Kematangan setiap anak berbeda-beda, jika Anda mengenali anak Anda dengan baik, itu akan membantu dalam menyiapkan anak belajar calistung. Tak ada penjelasan sederhana tentang kematangan dan kesiapan anak menerima pelajaran (atau stimulasi), ada anak yang dapat berjalan di usia sepuluh bulan dan yang lain baru bisa belajar pada usia delapanbelas tahun. Demikian pula anak-anak yang sudah cakap berbahasa, perbedaan pengetahuan kata dan tata bahasa antar anak pra-sekolah dapat terpaut beberapa bulan. Seorang anak usia 4 tahun bisa saja lancar dapat lancar membaca dan mudah belajar, namun ada pula anak lain yang baru siap belajar membaca di usia 6 tahun.

Orangtua tak perlu terburu-buru memasukkan anak ke dalam bimbingan belajar calistung. Usianya masih sangat muda, anak hanya perlu bersenang-senang dengan bukunya, buku-buku untuk pemula tidak mengandung apa pun kecuali kesenangan dan keasyikan. Jika orangtua memaksakan anaknya untuk belajar calistung di kala anak itu belum siap, maka itu hanya akan melemahkan dan menjatuhkan harga diri anak tersebut. Ketika ia melihat kawan-kawan yang lain telah bisa membaca bahkan menulis dan berhitung, maka anak akan merasa gagal, dan hal ini mungkin akan menghasilkan sikap negatif yang kurang menguntungkan. Anggapan bahwa dirinya kurang pintar dalam latihan calistung menjadi penyebab sebagian besar masalah calistung.

Dalam kondisi seperti ini, para ahli biasanya akan mendorong orangtua untuk menunggu setahun lagi untuk menyekolahkan anak. Pilihan ini mungkin mustahil bagi beberapa keluarga, orangtua yang bekerja atau memiliki tanggungjawab lain yang penting bisa dimaklumi ingin segera menyekolahkan anak-anak mereka.
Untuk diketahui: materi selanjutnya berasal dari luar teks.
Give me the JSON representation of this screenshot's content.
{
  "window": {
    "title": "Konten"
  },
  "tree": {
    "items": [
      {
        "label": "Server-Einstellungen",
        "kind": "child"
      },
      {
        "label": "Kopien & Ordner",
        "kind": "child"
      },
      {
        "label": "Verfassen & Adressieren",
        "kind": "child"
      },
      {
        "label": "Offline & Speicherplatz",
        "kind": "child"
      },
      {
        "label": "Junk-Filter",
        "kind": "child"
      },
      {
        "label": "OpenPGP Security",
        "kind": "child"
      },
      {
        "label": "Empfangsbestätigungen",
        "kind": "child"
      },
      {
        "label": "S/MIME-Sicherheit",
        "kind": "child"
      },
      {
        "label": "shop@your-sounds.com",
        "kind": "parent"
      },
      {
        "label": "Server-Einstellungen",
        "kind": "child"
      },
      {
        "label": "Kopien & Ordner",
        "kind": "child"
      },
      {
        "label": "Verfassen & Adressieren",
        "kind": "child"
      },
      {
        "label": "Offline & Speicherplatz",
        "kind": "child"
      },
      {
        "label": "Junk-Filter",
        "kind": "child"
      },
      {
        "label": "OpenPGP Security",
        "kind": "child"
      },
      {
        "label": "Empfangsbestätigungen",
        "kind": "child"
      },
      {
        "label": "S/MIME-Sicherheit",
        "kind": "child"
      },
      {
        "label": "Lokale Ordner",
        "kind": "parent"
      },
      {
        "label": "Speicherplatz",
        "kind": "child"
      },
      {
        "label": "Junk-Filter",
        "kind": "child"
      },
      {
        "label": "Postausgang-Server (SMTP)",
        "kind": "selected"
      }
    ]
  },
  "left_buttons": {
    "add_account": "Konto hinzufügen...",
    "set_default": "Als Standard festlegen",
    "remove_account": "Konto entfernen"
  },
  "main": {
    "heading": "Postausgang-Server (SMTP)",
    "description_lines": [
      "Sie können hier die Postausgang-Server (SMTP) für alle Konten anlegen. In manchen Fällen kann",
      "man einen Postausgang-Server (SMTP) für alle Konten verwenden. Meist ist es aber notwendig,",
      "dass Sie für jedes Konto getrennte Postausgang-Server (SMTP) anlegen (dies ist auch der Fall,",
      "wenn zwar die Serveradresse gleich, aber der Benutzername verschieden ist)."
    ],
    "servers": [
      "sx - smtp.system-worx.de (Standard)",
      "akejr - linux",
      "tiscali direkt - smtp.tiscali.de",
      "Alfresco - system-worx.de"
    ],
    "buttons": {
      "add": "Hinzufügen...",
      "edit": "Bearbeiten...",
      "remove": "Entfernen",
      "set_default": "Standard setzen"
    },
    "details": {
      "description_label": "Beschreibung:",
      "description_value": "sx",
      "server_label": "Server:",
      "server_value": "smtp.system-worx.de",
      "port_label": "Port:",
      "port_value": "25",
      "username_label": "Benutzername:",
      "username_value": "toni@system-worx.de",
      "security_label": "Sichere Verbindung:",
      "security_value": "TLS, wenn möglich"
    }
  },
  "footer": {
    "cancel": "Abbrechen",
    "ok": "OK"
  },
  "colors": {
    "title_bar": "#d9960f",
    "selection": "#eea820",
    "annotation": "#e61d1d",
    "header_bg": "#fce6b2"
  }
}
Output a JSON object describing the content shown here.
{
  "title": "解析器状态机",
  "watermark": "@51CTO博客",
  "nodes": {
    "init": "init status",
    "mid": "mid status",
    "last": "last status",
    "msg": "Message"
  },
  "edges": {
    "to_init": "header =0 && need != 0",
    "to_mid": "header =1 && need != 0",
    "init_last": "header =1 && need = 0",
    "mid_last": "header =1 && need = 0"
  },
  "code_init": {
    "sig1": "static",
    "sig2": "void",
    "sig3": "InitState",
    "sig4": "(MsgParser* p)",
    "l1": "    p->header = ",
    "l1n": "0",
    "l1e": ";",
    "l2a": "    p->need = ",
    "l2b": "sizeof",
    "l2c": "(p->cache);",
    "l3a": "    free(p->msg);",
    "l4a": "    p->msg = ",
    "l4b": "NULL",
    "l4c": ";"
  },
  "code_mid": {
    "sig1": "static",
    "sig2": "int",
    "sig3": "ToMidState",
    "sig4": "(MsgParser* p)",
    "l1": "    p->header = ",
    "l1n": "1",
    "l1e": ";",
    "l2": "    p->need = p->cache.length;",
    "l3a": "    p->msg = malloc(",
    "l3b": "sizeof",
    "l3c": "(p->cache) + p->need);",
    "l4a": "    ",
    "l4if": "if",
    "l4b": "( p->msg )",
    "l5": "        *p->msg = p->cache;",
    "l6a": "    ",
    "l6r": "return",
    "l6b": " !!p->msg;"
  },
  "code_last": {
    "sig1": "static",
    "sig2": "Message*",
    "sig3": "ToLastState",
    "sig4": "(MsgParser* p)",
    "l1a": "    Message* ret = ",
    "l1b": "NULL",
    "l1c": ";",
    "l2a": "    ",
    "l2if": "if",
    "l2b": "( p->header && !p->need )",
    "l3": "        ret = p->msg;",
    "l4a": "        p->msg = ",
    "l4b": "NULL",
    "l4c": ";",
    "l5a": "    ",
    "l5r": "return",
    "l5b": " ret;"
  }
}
Namun akan lebih baik menyekolahkan anak terlambat daripada mengharuskan mereka mengulang kelas di kemudian hari yang akan berefek pada mental anak; menurunnya harga diri, merasa lemah, gagal, dan lain sebagainya.

Lalu kapan sebaiknya anak diajari calistung?

Tentu saja orangtua harus mengenali kesiapan anak untuk mempelajarinya. Sementara kita mempersiapkan lingkungan pembelajaran yang kondusif bagi anak, perhatikan ketertarikan anak terhadap buku, hal ini ditandai dengan anak suka membuka-buka buku, membolak-balikkan halamannya, memilih sendiri buku yang diinginkan, dan meminta orangtua untuk membacakannya. Tanda anak siap belajar calistung juga ditandai dengan sudah terkoordinasinya mata-tangan, kemampuan mengikuti kata yang kita tunjuk saat membacakan buku padanya, anak mulai menyadari ada huruf/angka yang menyusun kata dalam kalimat yang dibaca, biasanya anak akan bertanya ini huruf apa dan itu angka berapa atau ini bacanya apa dan itu bacanya apa.  Namun jika anak sama sekali belum tertarik saat kita sodori buku, maka kita harus kembali ke tahap awal dahulu, yaitu menumbuhkan minat baca pada anak terlebih dahulu.